Richard Webb, tax director at Grant Thornton, said employers must be aware of these issues in order to file accurate tax returns for employee expenses and benefits.
“A case in point in recent years would be the treatment of the value of a bike potentially transferred to the employee at the end of the hire period where it was provided under a bikes-for-work tax scheme,” he said. “Many employers did not consider any benefit issues or believed there were understandings with HM Revenue and Customs (HMRC) about a nominal value.
“HMRC has, in recent years, set out its position clearly but there are still a multiplicity of arrangements offered by the scheme suppliers to deal with the tax position.”
To help employers reduce the likelihood of making errors on forms, HMRC has updated its expenses and benefits from employment toolkit to help employers. The toolkit includes information on dispensations and pay-as-you-earn (PAYE) agreements, areas of risk within expenses and benefits, and a checklist on reviewing benefits and expenses.

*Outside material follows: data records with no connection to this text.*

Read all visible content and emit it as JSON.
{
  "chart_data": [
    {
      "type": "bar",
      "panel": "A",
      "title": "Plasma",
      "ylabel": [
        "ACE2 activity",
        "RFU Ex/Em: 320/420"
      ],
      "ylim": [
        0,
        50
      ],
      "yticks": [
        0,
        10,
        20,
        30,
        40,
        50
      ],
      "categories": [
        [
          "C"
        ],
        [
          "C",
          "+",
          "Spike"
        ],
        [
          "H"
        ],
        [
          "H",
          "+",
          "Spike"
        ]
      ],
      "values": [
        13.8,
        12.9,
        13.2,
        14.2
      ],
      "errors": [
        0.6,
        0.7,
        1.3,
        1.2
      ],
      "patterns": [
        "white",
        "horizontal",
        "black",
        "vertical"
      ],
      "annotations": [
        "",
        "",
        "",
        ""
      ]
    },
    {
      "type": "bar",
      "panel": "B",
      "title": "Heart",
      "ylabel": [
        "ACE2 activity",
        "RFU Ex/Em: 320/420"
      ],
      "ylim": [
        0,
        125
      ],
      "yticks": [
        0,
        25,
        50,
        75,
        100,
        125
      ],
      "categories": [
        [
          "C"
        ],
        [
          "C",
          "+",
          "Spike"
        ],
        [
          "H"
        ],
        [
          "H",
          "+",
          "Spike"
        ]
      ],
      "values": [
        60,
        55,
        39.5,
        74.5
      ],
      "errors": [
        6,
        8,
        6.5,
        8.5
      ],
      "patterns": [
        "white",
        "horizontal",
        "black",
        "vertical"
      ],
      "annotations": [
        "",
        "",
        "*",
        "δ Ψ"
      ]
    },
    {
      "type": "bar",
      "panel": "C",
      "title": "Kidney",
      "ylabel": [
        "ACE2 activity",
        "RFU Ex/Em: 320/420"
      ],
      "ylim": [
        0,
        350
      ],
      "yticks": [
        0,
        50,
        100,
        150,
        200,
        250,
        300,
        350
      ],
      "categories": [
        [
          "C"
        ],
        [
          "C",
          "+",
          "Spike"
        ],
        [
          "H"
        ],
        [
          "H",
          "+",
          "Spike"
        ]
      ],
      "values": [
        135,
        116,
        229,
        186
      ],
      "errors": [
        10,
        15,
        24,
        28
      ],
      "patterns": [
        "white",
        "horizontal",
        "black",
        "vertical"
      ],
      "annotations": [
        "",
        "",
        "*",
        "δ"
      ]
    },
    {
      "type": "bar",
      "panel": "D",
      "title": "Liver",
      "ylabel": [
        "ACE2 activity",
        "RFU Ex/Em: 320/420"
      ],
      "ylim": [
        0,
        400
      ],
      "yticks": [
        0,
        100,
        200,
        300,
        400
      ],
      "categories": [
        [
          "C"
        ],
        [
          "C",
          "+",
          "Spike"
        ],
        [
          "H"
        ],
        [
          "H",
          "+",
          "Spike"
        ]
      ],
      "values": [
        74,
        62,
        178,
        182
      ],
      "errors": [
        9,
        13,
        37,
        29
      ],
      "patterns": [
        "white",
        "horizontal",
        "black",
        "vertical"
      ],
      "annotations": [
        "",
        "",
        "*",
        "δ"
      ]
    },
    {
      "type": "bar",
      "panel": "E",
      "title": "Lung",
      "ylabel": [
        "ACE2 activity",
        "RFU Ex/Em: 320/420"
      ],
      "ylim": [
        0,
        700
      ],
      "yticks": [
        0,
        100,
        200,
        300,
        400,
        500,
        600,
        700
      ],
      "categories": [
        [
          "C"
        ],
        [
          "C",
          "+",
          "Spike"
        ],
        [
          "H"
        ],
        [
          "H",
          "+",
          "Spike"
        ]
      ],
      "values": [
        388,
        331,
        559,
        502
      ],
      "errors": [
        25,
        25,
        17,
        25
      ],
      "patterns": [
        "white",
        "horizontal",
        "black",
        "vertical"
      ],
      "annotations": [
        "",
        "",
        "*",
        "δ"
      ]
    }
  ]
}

However, using HMRC’s checklist will not help if an organisation does not have effective policies, processes and systems in place, said Web.
“It’s all very well having a toolkit checklist advising employers to tick off that a variety of benefits have been identified and reported, but for larger employers without good policies and systems, compliance with reporting obligations will be difficult and uncertain,” he said.
“We are seeing more challenge again from HMRC around company car fuel benefits. The company policy may not provide for non-business related fuel costs but is the recording and monitoring of fuel use and mileage records adequate to be sure no benefit in practice has arisen?
“Employers will use this toolkit most effectively in conjunction with regular reviews of policies, testing of processes and training of relevant staff to keep up to date with changes in tax rules.”